Queerpandemia
Fotografie e installazioni per raccontare il fermento artistico e intellettuale delle soggettività LGBTQIA+: il progetto Queer Pandemia va in scena da Base Milano. In cover un’opera di Benedetta Filippo Chilelli, Evoica 7.
Comunicato stampa
Filippo Chilelli porta in scena a Queerpandemia – la mostra e serie di eventi che indagano la dimensione della queerness attraverso i linguaggi artistici e creativi della contemporaneità – i suoi corpi mutanti, in divenire, promesse di un’ibridazione “aliena”, e le alleanze inattese che essi generano. Corpi, creature vulnerabili che si legano volontariamente in un rapporto di cura. In pratica, esprime e porta in scena la famiglia queer.

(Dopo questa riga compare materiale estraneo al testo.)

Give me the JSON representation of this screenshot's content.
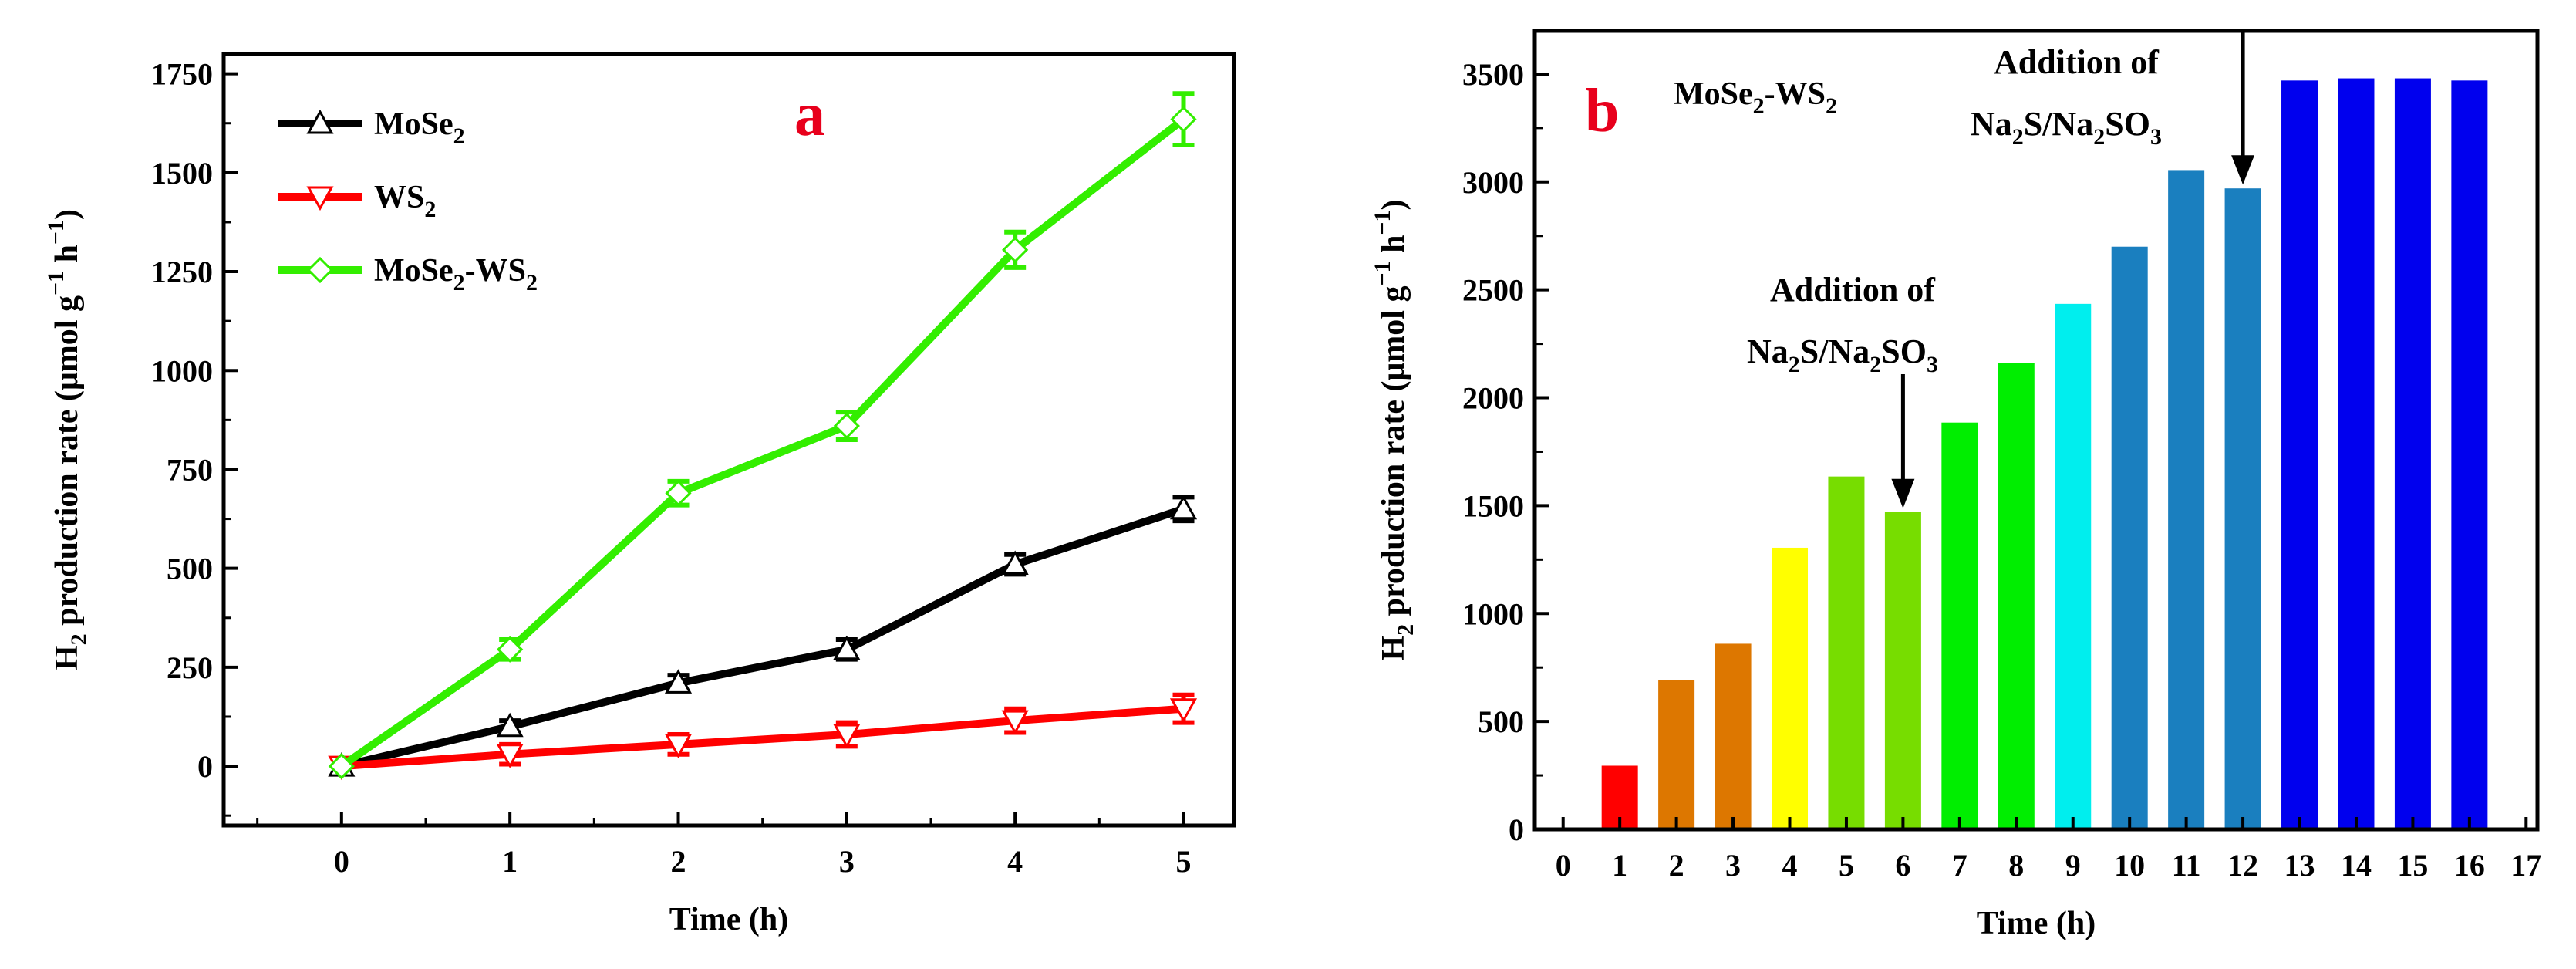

Queerpandemia, che si tiene a BASE, il centro culturale poli-funzionale che produce innovazione sociale e contaminazione culturale tra arti, imprese e tecnologia (Via Bergognone 34), dal 22 giugno al 2 luglio prossimi, propone infatti pratiche all’apparenza estranee e mostruose, attraverso le quali le soggettività LGBTQIA+ conquistano uno spazio di rappresentazione nella società. I lavori in mostra sono una riappropriazione di tutte quelle narrative e pratiche artistiche contemporanee ed emergenti che mostrano come le estensioni del corpo, delle identità e della sessualità svelino nuovi “modi di fare mondo” e uno scorcio di futuro altro. L’installazione del* giovane roman* (classe ’97) – diplomat* all’Accademia di Brera e che vive e lavora a Milano – prende il nome di Kin Omnia ed è costituita da sculture che si chiamano Evoica. Il titolo dell’opera è l’unione del termine Kin a Omnia: dal latino “tutto”, “di ogni genere”. Il Kin è invece un legame profondo che si instaura tra due o più soggetti oltre la componente biologica (o di specie), per questo oggi viene spesso associato alle famiglie queer. Per Chilelli “fare kin” (making kin”) è una pratica profonda e salvifica.
“Evoico”, invece, in entomologia, si riferisce alla crisalide protetta da un involucro durante la sua metamorfosi. I sette Evoica sono costituiti da sette crisalidi di plastica e argilla, inglobate successivamente in uova di resina epossidica lucidata. Le uova sono sorrette da piedistalli in ferro saldato di diverse dimensioni ispirate al regno vegetale e alle zampe di ragno. Sono corpi in divenire, in perenne trasformazione. «Non a caso gli stadi di evoluzione e rinascita, quali la crisalide e l’uovo, la loro unione e l’incontro con supporti di ferro – sottolinea l’artista – alludono alla poetica di cyborg e corpo potenziato di Donna Haraway. Una poetica che evoca la fusione di umano, animale e macchina».
L’incontro degli Evoica genera Kin Omnia: le sculture disposte nell’ambiente sono connesse le une alle altre da ramificazioni di terra, alludendo quindi ad una dimensione “reticolare”, al paesaggio come orizzonte che si espande in ogni direzione. Un paesaggio orizzontale, plurale e composito. Quando le creature mostre si incontrano e si autorganizzano, la loro alleanza può chiamarsi transfemminismo: un microcosmo di futuro possibile fatto di “connessioni inventive” che superano la componente biologica e quella genetica. Così «una famiglia queer è prima di ogni cosa un luogo sicuro» conclude Chilelli «È formata da tutte quelle individualità che, aggregandosi volontariamente, svolgono reciprocamente azioni di confronto, di insegnamento e sostegno, pur slegate da un effettivo legame biologico…Ci si rispecchia nell’esperienza altrui offrendo la propria. Si costruisce e si percorre la propria strada insieme».